Ehomaki, via Shutterstock

Kuliner yang pertama datang dari Negeri Tirai Bambu, Jepang. Ada makanan yang bernama ehomaki. Oleh masyarakat Jepang, makanan ini mendatangan keberuntungan bagi orang-orang yang mengonsumsinya. Cara makannya juga tidak sembarang, ehomaki yang berbentuk sushi dimakan dalam bentuk panjang, utuh dan tak boleh dipotong.

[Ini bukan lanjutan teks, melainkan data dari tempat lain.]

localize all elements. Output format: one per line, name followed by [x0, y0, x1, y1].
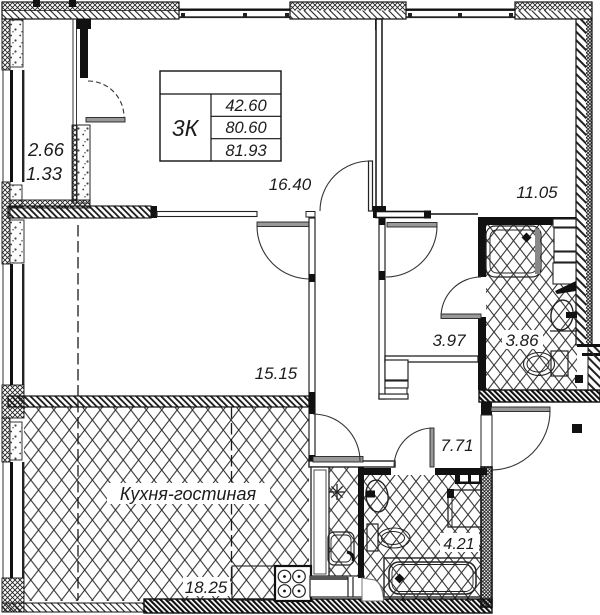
svg-text:1.33: 1.33: [26, 163, 63, 184]
svg-text:3К: 3К: [172, 115, 200, 141]
svg-text:3.97: 3.97: [432, 331, 466, 350]
svg-text:11.05: 11.05: [516, 183, 558, 202]
svg-text:16.40: 16.40: [269, 175, 312, 194]
svg-text:Кухня-гостиная: Кухня-гостиная: [120, 484, 257, 504]
svg-text:80.60: 80.60: [225, 119, 267, 137]
svg-text:15.15: 15.15: [255, 364, 298, 383]
svg-text:42.60: 42.60: [225, 97, 267, 115]
svg-text:18.25: 18.25: [185, 578, 228, 597]
svg-text:7.71: 7.71: [440, 436, 473, 455]
svg-text:3.86: 3.86: [505, 331, 539, 350]
svg-text:2.66: 2.66: [27, 139, 65, 160]
svg-text:4.21: 4.21: [443, 536, 474, 553]
svg-text:81.93: 81.93: [225, 142, 267, 160]
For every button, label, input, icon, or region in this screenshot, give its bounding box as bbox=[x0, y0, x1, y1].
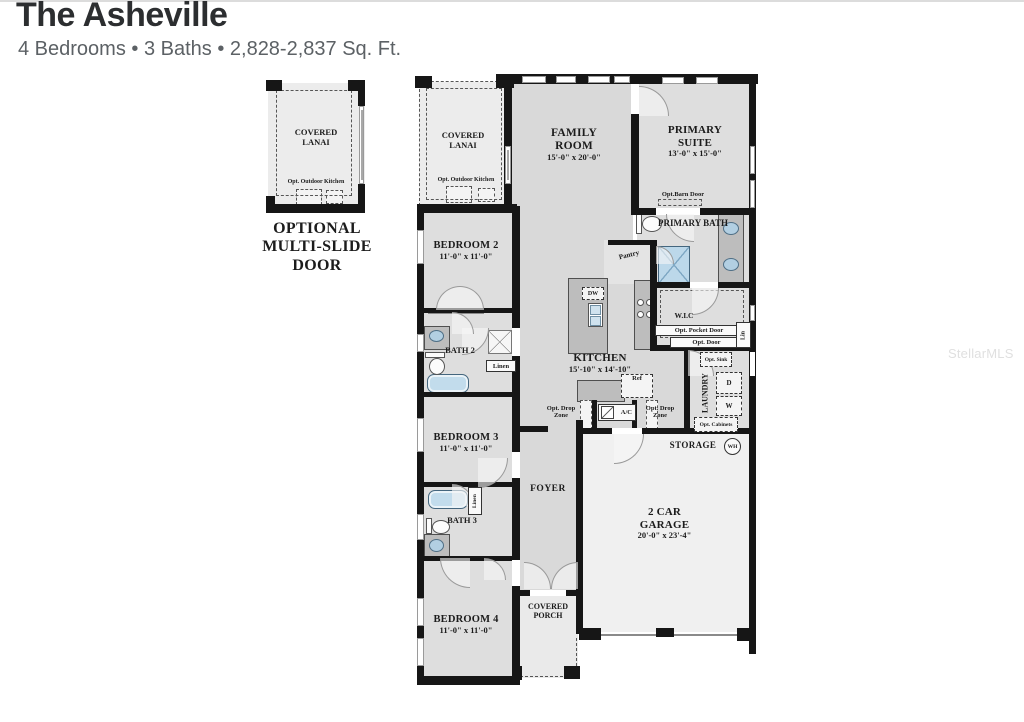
dashed-outline bbox=[658, 199, 702, 206]
plan-wall bbox=[420, 482, 514, 487]
sink-icon bbox=[429, 330, 444, 342]
washer-label: W bbox=[716, 396, 742, 416]
kitchen-name: KITCHEN bbox=[573, 352, 626, 364]
drop-zone-left-label: Opt. Drop Zone bbox=[544, 405, 578, 420]
family-room-label: FAMILY ROOM 15'-0" x 20'-0" bbox=[526, 127, 622, 163]
door-opening bbox=[512, 328, 520, 356]
opt-outdoor-kitchen-label: Opt. Outdoor Kitchen bbox=[424, 177, 508, 184]
bedroom4-dims: 11'-0" x 11'-0" bbox=[420, 626, 512, 636]
inset-opt-outdoor-kitchen-label: Opt. Outdoor Kitchen bbox=[270, 179, 362, 186]
window bbox=[417, 638, 424, 666]
door-opening bbox=[530, 590, 566, 596]
plan-wall bbox=[564, 666, 580, 679]
bath2-label: BATH 2 bbox=[442, 346, 478, 356]
plan-wall bbox=[417, 204, 517, 213]
inset-caption: OPTIONAL MULTI-SLIDE DOOR bbox=[250, 220, 384, 275]
kitchen-label: KITCHEN 15'-10" x 14'-10" bbox=[548, 352, 652, 374]
bath3-label: BATH 3 bbox=[444, 516, 480, 526]
garage-label: 2 CAR GARAGE 20'-0" x 23'-4" bbox=[612, 506, 717, 541]
island-sink-basin-icon bbox=[590, 305, 601, 315]
plan-wall bbox=[592, 400, 597, 432]
plan-wall bbox=[656, 628, 674, 637]
opt-pocket-door-label: Opt. Pocket Door bbox=[655, 325, 743, 336]
bedroom3-dims: 11'-0" x 11'-0" bbox=[420, 444, 512, 454]
garage-dims: 20'-0" x 23'-4" bbox=[612, 531, 717, 541]
island-sink-basin-icon bbox=[590, 316, 601, 326]
plan-wall bbox=[504, 84, 512, 206]
floor-plan-page: The Asheville 4 Bedrooms • 3 Baths • 2,8… bbox=[0, 0, 1024, 722]
door-opening bbox=[750, 352, 755, 376]
foyer-label: FOYER bbox=[520, 484, 576, 495]
garage-name: 2 CAR GARAGE bbox=[637, 506, 692, 531]
window bbox=[750, 305, 755, 321]
window bbox=[588, 76, 610, 83]
door-opening bbox=[512, 560, 520, 586]
dashed-edge bbox=[421, 81, 503, 82]
window bbox=[417, 514, 424, 540]
bedroom3-label: BEDROOM 3 11'-0" x 11'-0" bbox=[420, 432, 512, 454]
sink-icon bbox=[429, 539, 444, 552]
door-opening bbox=[512, 452, 520, 478]
opt-cabinets-label: Opt. Cabinets bbox=[694, 417, 738, 432]
bathtub-icon bbox=[427, 374, 469, 393]
bedroom2-dims: 11'-0" x 11'-0" bbox=[420, 252, 512, 262]
primary-suite-label: PRIMARY SUITE 13'-0" x 15'-0" bbox=[648, 124, 742, 159]
window bbox=[556, 76, 576, 83]
primary-bath-label: PRIMARY BATH bbox=[658, 218, 728, 228]
opt-door-label: Opt. Door bbox=[670, 337, 743, 348]
sink-icon bbox=[723, 258, 739, 271]
plan-wall bbox=[579, 628, 601, 640]
plan-wall bbox=[608, 240, 654, 245]
opt-barn-door-label: Opt.Barn Door bbox=[652, 191, 714, 198]
plan-wall bbox=[512, 206, 520, 685]
bedroom2-label: BEDROOM 2 11'-0" x 11'-0" bbox=[420, 240, 512, 262]
linen-closet-lin-label: Lin bbox=[736, 322, 751, 348]
inset-covered-lanai-label: COVERED LANAI bbox=[283, 128, 349, 148]
plan-wall bbox=[737, 628, 756, 641]
cooktop-burner-icon bbox=[637, 311, 644, 318]
refrigerator-label: Ref bbox=[621, 374, 653, 398]
plan-wall bbox=[266, 204, 365, 213]
cooktop-burner-icon bbox=[637, 299, 644, 306]
opt-sink-label: Opt. Sink bbox=[700, 352, 732, 367]
window bbox=[750, 180, 755, 208]
sliding-door-icon bbox=[507, 150, 509, 180]
kitchen-dims: 15'-10" x 14'-10" bbox=[548, 365, 652, 375]
sliding-door-icon bbox=[361, 110, 363, 180]
plan-wall bbox=[576, 420, 583, 634]
corner-closet-icon bbox=[488, 330, 512, 354]
plan-wall bbox=[266, 196, 275, 210]
window bbox=[614, 76, 630, 83]
water-heater-label: WH bbox=[724, 438, 741, 455]
bath3-linen-label: Linen bbox=[468, 487, 482, 515]
window bbox=[750, 146, 755, 174]
family-room-name: FAMILY ROOM bbox=[543, 127, 605, 153]
primary-suite-dims: 13'-0" x 15'-0" bbox=[648, 149, 742, 159]
bedroom4-label: BEDROOM 4 11'-0" x 11'-0" bbox=[420, 614, 512, 636]
plan-wall bbox=[358, 80, 365, 106]
toilet-icon bbox=[429, 358, 445, 375]
plan-wall bbox=[512, 426, 548, 432]
door-opening bbox=[631, 84, 639, 114]
dryer-label: D bbox=[716, 372, 742, 394]
bedroom2-name: BEDROOM 2 bbox=[433, 240, 498, 251]
primary-suite-name: PRIMARY SUITE bbox=[663, 124, 727, 149]
wic-label: W.I.C bbox=[664, 312, 704, 321]
bedroom4-name: BEDROOM 4 bbox=[433, 614, 498, 625]
window bbox=[696, 77, 718, 84]
laundry-label: LAUNDRY bbox=[698, 362, 712, 424]
plan-wall bbox=[512, 666, 522, 680]
plan-wall bbox=[266, 80, 282, 91]
covered-porch-label: COVERED PORCH bbox=[524, 602, 572, 620]
window bbox=[522, 76, 546, 83]
dashed-edge bbox=[419, 84, 420, 206]
ac-text: A/C bbox=[621, 409, 632, 416]
bath2-linen-label: Linen bbox=[486, 360, 516, 372]
plan-wall bbox=[417, 676, 518, 685]
plan-wall bbox=[420, 392, 514, 397]
window bbox=[417, 334, 424, 352]
ac-unit-label: A/C bbox=[598, 404, 636, 421]
plan-wall bbox=[415, 76, 432, 88]
ac-diagonal-icon bbox=[601, 406, 614, 419]
drop-zone-right-label: Opt. Drop Zone bbox=[642, 405, 678, 420]
dishwasher-label: DW bbox=[582, 287, 604, 300]
window bbox=[662, 77, 684, 84]
bedroom3-name: BEDROOM 3 bbox=[433, 432, 498, 443]
storage-label: STORAGE bbox=[664, 440, 722, 450]
family-room-dims: 15'-0" x 20'-0" bbox=[526, 153, 622, 163]
covered-lanai-label: COVERED LANAI bbox=[432, 131, 494, 151]
counter bbox=[577, 380, 625, 402]
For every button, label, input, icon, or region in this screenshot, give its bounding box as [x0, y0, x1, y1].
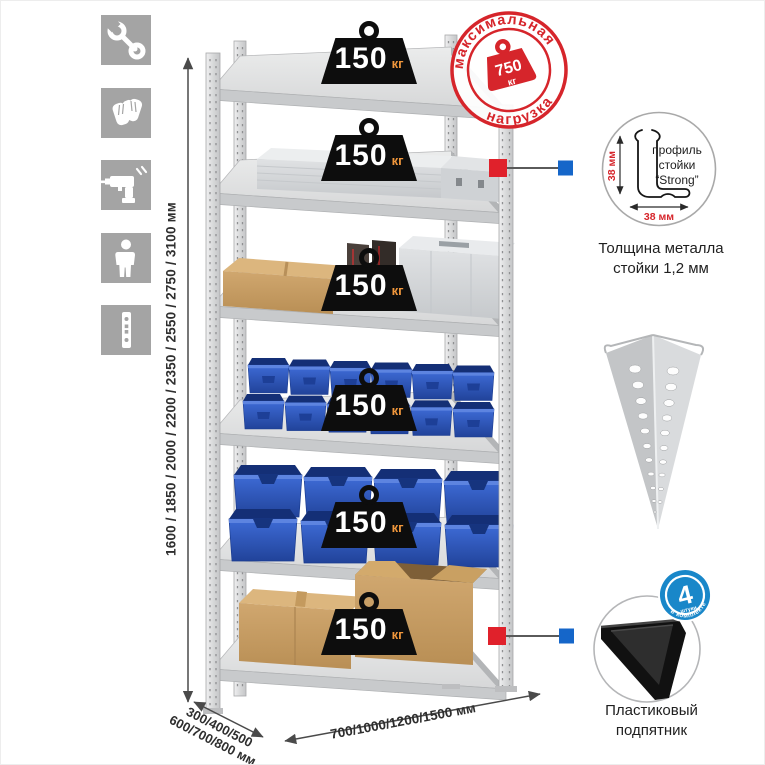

Selain tanpa dipotong, kamu juga perlu mengikuti arah angin saat memakannya. Selain keberuntungan, ehomaki dipercaya mengundang kemakmuran bagi yang mengonsumsinya.

Delima, Turki

Buah delima, via Shutterstock

Bagi penduduk Turki, buah delima dipercaya membawa keberuntungan. Warna merah seperti jantung hati pada buah delima dianggap mewakili kehidupan, kesuburan, dan panjang umur. Buahnya yang digunakan sebagai obat herbal juga melambangkan kesehatan. Karena itulah, orang-orang Turki percaya jika makan buah ini akan memberikan keberuntungan.

Mi, China

Mi di perayaan Imlek, via Shutterstock

Sementara itu bagi beberapa masyarakat di China dan beberapa negara di Asia lainnya, mi dipercaya membawa banyak keberuntungan bagi pemakannya. Mi juga menjadi hidangan ulang tahun sebagai pelambang panjang umur. Satu hal lagi, dalam perayaan , mi juga masuk dalam menu wajib yang ada untuk disantap. Semakin panjang mi, akan memberikan umur yang panjang pula.

Sayuran Hijau, Amerika

Brokoli, via Shutterstock

Satu hal lagi kuliner pembawa keberuntungan adalah sayuran hijau. Masyarakat Amerika memang modern, namun masih percaya jika sayuran hijau membawa keberuntungan. Sayuran hijau seperti halnya brokoli, sawi, kubis hijau, kale, dan lain-lain dianggap sebagai lambang keberuntungan.

Warna hijau ini sendiri dilabmangkan sebagai uang kertas sebagai penanda kemakmuran dan keberuntungan dalam hal ekonomi. Tak salah jika sayuran hijau ini dihidangkan pada tradisi makan tahun baru.

Kira-kira di Indonesia apakah ada kuliner yang selama ini dipercaya sebagai lambang dari keberuntungan?